His death was as mysterious as his life.

Joseph Browne Elwell fooled a lot of socialites with his debonair good looks.
Joseph Browne Elwell fooled a lot of socialites with his debonair good looks.

MINNIE THE HOUSEKEEPER arrived at her employer’s, as usual, and right on time, to get busy with the chores of the June 11, 1920 day.  She let herself in and went straight to the living room to say good morning to Mr. Elwell, the owner of the house she was keeping.  Upon entering, she let out a squeal and clapped her hand to her mouth.  Who was that strange man in the easy chair?  The chair was usually occupied by her handsome and wealthy employer.

The man in the chair had a bullet hole in the middle of his forehead.  He was not handsome at all.  He was bald-headed and practically toothless.  After Millie checked around for her handsome boss and possible intruders, she summoned the authorities.

Come to find out it was her employer, Mr. Elwell in the chair.  Police found his dentures soaking in his bedroom and they also found a wardrobe of forty or so luxurious toupees.  The forty-four year old man was usually “put together” by the time Minnie arrived, and that was the cause for her confusion.  Elwell was barely alive when discovered by the housekeeper but he did not live long.

Joseph Browne Elwell was known in social circles as a handsome and well-dressed bridge player with an attractive smile.  He had won bundles in gambling houses playing cards, and he also wrote two best-selling books on bridge.  He moonlighted from his regular job as a Brooklyn hardware salesman by teaching bridge to society ladies.

His gambling winnings alone had footed the bill for a yacht, a large art collection and a stable of racehorses.  His three story townhouse in Manhattan had an upstairs room for his favorite pastime.  It was a special boudoir for entertaining the ladies.  You may be curious as to what ladies.  It seems that Elwell had an index card file that contained fifty-three cards.  On the cards were the names of his lady friends—some married—and his pet names for them and vital statistics, and other pertinent information about them.  Naturally, this card file became the focus for police officers investigating his murder.

The morning his body was discovered by his housekeeper, the milk bottles he left on the doorstep for the milk man were gone.  The mail man brought his mail at 7:20 and noticed that the bottles had been picked up.  Elwell was reading this mail when he was killed.  One letter, still in his hands, was stained with his blood.

Police also learned that he had been out the previous evening with a lady friend and they had had an argument.  Because of this, Elwell returned to his home alone and stayed up roaming his house in his red pajamas.
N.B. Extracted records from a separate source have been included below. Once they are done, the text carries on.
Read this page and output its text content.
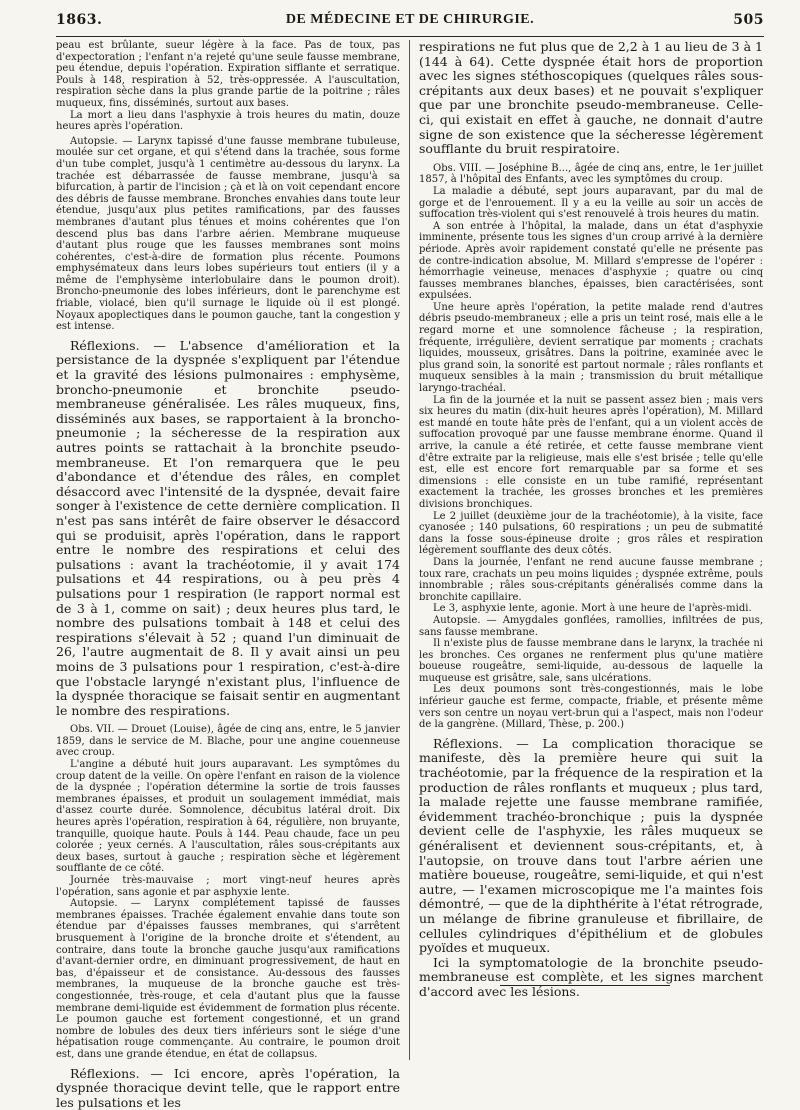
DE MÉDECINE ET DE CHIRURGIE.
1863.	505

peau est brûlante, sueur légère à la face. Pas de toux, pas d'expectoration ; l'enfant n'a rejeté qu'une seule fausse membrane, peu étendue, depuis l'opération. Expiration sifflante et serratique. Pouls à 148, respiration à 52, très-oppressée. A l'auscultation, respiration sèche dans la plus grande partie de la poitrine ; râles muqueux, fins, disséminés, surtout aux bases.

La mort a lieu dans l'asphyxie à trois heures du matin, douze heures après l'opération.

Autopsie. — Larynx tapissé d'une fausse membrane tubuleuse, moulée sur cet organe, et qui s'étend dans la trachée, sous forme d'un tube complet, jusqu'à 1 centimètre au-dessous du larynx. La trachée est débarrassée de fausse membrane, jusqu'à sa bifurcation, à partir de l'incision ; çà et là on voit cependant encore des débris de fausse membrane. Bronches envahies dans toute leur étendue, jusqu'aux plus petites ramifications, par des fausses membranes d'autant plus ténues et moins cohérentes que l'on descend plus bas dans l'arbre aérien. Membrane muqueuse d'autant plus rouge que les fausses membranes sont moins cohérentes, c'est-à-dire de formation plus récente. Poumons emphysémateux dans leurs lobes supérieurs tout entiers (il y a même de l'emphysème interlobulaire dans le poumon droit). Broncho-pneumonie des lobes inférieurs, dont le parenchyme est friable, violacé, bien qu'il surnage le liquide où il est plongé. Noyaux apoplectiques dans le poumon gauche, tant la congestion y est intense.

Réflexions. — L'absence d'amélioration et la persistance de la dyspnée s'expliquent par l'étendue et la gravité des lésions pulmonaires : emphysème, broncho-pneumonie et bronchite pseudo-membraneuse généralisée. Les râles muqueux, fins, disséminés aux bases, se rapportaient à la broncho-pneumonie ; la sécheresse de la respiration aux autres points se rattachait à la bronchite pseudo-membraneuse. Et l'on remarquera que le peu d'abondance et d'étendue des râles, en complet désaccord avec l'intensité de la dyspnée, devait faire songer à l'existence de cette dernière complication. Il n'est pas sans intérêt de faire observer le désaccord qui se produisit, après l'opération, dans le rapport entre le nombre des respirations et celui des pulsations : avant la trachéotomie, il y avait 174 pulsations et 44 respirations, ou à peu près 4 pulsations pour 1 respiration (le rapport normal est de 3 à 1, comme on sait) ; deux heures plus tard, le nombre des pulsations tombait à 148 et celui des respirations s'élevait à 52 ; quand l'un diminuait de 26, l'autre augmentait de 8. Il y avait ainsi un peu moins de 3 pulsations pour 1 respiration, c'est-à-dire que l'obstacle laryngé n'existant plus, l'influence de la dyspnée thoracique se faisait sentir en augmentant le nombre des respirations.

Obs. VII. — Drouet (Louise), âgée de cinq ans, entre, le 5 janvier 1859, dans le service de M. Blache, pour une angine couenneuse avec croup.

L'angine a débuté huit jours auparavant. Les symptômes du croup datent de la veille. On opère l'enfant en raison de la violence de la dyspnée ; l'opération détermine la sortie de trois fausses membranes épaisses, et produit un soulagement immédiat, mais d'assez courte durée. Somnolence, décubitus latéral droit. Dix heures après l'opération, respiration à 64, régulière, non bruyante, tranquille, quoique haute. Pouls à 144. Peau chaude, face un peu colorée ; yeux cernés. A l'auscultation, râles sous-crépitants aux deux bases, surtout à gauche ; respiration sèche et légèrement soufflante de ce côté.

Journée très-mauvaise ; mort vingt-neuf heures après l'opération, sans agonie et par asphyxie lente.

Autopsie. — Larynx complétement tapissé de fausses membranes épaisses. Trachée également envahie dans toute son étendue par d'épaisses fausses membranes, qui s'arrêtent brusquement à l'origine de la bronche droite et s'étendent, au contraire, dans toute la bronche gauche jusqu'aux ramifications d'avant-dernier ordre, en diminuant progressivement, de haut en bas, d'épaisseur et de consistance. Au-dessous des fausses membranes, la muqueuse de la bronche gauche est très-congestionnée, très-rouge, et cela d'autant plus que la fausse membrane demi-liquide est évidemment de formation plus récente. Le poumon gauche est fortement congestionné, et un grand nombre de lobules des deux tiers inférieurs sont le siége d'une hépatisation rouge commençante. Au contraire, le poumon droit est, dans une grande étendue, en état de collapsus.

Réflexions. — Ici encore, après l'opération, la dyspnée thoracique devint telle, que le rapport entre les pulsations et les

respirations ne fut plus que de 2,2 à 1 au lieu de 3 à 1 (144 à 64). Cette dyspnée était hors de proportion avec les signes stéthoscopiques (quelques râles sous-crépitants aux deux bases) et ne pouvait s'expliquer que par une bronchite pseudo-membraneuse. Celle-ci, qui existait en effet à gauche, ne donnait d'autre signe de son existence que la sécheresse légèrement soufflante du bruit respiratoire.

Obs. VIII. — Joséphine B..., âgée de cinq ans, entre, le 1er juillet 1857, à l'hôpital des Enfants, avec les symptômes du croup.

La maladie a débuté, sept jours auparavant, par du mal de gorge et de l'enrouement. Il y a eu la veille au soir un accès de suffocation très-violent qui s'est renouvelé à trois heures du matin.

A son entrée à l'hôpital, la malade, dans un état d'asphyxie imminente, présente tous les signes d'un croup arrivé à la dernière période. Après avoir rapidement constaté qu'elle ne présente pas de contre-indication absolue, M. Millard s'empresse de l'opérer : hémorrhagie veineuse, menaces d'asphyxie ; quatre ou cinq fausses membranes blanches, épaisses, bien caractérisées, sont expulsées.

Une heure après l'opération, la petite malade rend d'autres débris pseudo-membraneux ; elle a pris un teint rosé, mais elle a le regard morne et une somnolence fâcheuse ; la respiration, fréquente, irrégulière, devient serratique par moments ; crachats liquides, mousseux, grisâtres. Dans la poitrine, examinée avec le plus grand soin, la sonorité est partout normale ; râles ronflants et muqueux sensibles à la main ; transmission du bruit métallique laryngo-trachéal.

La fin de la journée et la nuit se passent assez bien ; mais vers six heures du matin (dix-huit heures après l'opération), M. Millard est mandé en toute hâte près de l'enfant, qui a un violent accès de suffocation provoqué par une fausse membrane énorme. Quand il arrive, la canule a été retirée, et cette fausse membrane vient d'être extraite par la religieuse, mais elle s'est brisée ; telle qu'elle est, elle est encore fort remarquable par sa forme et ses dimensions : elle consiste en un tube ramifié, représentant exactement la trachée, les grosses bronches et les premières divisions bronchiques.

Le 2 juillet (deuxième jour de la trachéotomie), à la visite, face cyanosée ; 140 pulsations, 60 respirations ; un peu de submatité dans la fosse sous-épineuse droite ; gros râles et respiration légèrement soufflante des deux côtés.

Dans la journée, l'enfant ne rend aucune fausse membrane ; toux rare, crachats un peu moins liquides ; dyspnée extrême, pouls innombrable ; râles sous-crépitants généralisés comme dans la bronchite capillaire.

Le 3, asphyxie lente, agonie. Mort à une heure de l'après-midi.

Autopsie. — Amygdales gonflées, ramollies, infiltrées de pus, sans fausse membrane.

Il n'existe plus de fausse membrane dans le larynx, la trachée ni les bronches. Ces organes ne renferment plus qu'une matière boueuse rougeâtre, semi-liquide, au-dessous de laquelle la muqueuse est grisâtre, sale, sans ulcérations.

Les deux poumons sont très-congestionnés, mais le lobe inférieur gauche est ferme, compacte, friable, et présente même vers son centre un noyau vert-brun qui a l'aspect, mais non l'odeur de la gangrène. (Millard, Thèse, p. 200.)

Réflexions. — La complication thoracique se manifeste, dès la première heure qui suit la trachéotomie, par la fréquence de la respiration et la production de râles ronflants et muqueux ; plus tard, la malade rejette une fausse membrane ramifiée, évidemment trachéo-bronchique ; puis la dyspnée devient celle de l'asphyxie, les râles muqueux se généralisent et deviennent sous-crépitants, et, à l'autopsie, on trouve dans tout l'arbre aérien une matière boueuse, rougeâtre, semi-liquide, et qui n'est autre, — l'examen microscopique me l'a maintes fois démontré, — que de la diphthérite à l'état rétrograde, un mélange de fibrine granuleuse et fibrillaire, de cellules cylindriques d'épithélium et de globules pyoïdes et muqueux.

Ici la symptomatologie de la bronchite pseudo-membraneuse est complète, et les signes marchent d'accord avec les lésions.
“It was his usual routine, as far as I know,” Millie said.  “He was quite a night owl, roaming about in pajamas.”

Police surmised that he had not entertained a female in the boudoir because if he had, he would have made himself look more presentable for that woman, with teeth and toupee.

The bullet hole between Elwell’s eyes was made by a .45 caliber pistol and it did not seem likely that a woman would have used that large of a gun. The bullet that passed through him was found on a nearby table, the casing on the floor.  Was it placed there or did it ricochet and land there?  No foreign fingerprints were found in the area.

Who killed Elwell?  To this very day no one knows.  Several marriages were ruined when police started their questioning, using the contents of Elwell’s card file as a guide.  Was the murderer a jealous husband, a jealous boyfriend, an angry father of one of his conquests, the owner of a rival horse stable?  Maybe someone trying to collect a gambling debt?  Did his ex-wife still harbor ill feelings?  Many may have had motives to kill Elwell.  All suspects had solid alibis.  Millie came around at the townhouse for a few days to assist policemen—a job done without pay.  She wrung her hands and blushed with each new revelation concerning Joseph Elwell’s active social life.

“I just don’t know what to make of it,” the embarrassed and creeped-out Minnie confided.  “And now, I must find me a new position of employment—with no good letter of recommendation.”  She sighed.

The Joseph Browne Elwell murder can be classified as a “locked room” murder and as such has been the inspiration for many detective novels.  One thought has crossed my own mind.  Since Elwell was casually reading his mail, he did not appear to be alarmed by the presence of whoever shot him—and if his own housekeeper did not recognize him without his cosmetic aids in place, how could the killer even know he/she was actually killing intended victim, Elwell, and not one of his visiting relatives or a houseguest?  It would probably have to be someone that knew him very well and had seen him many times without his props.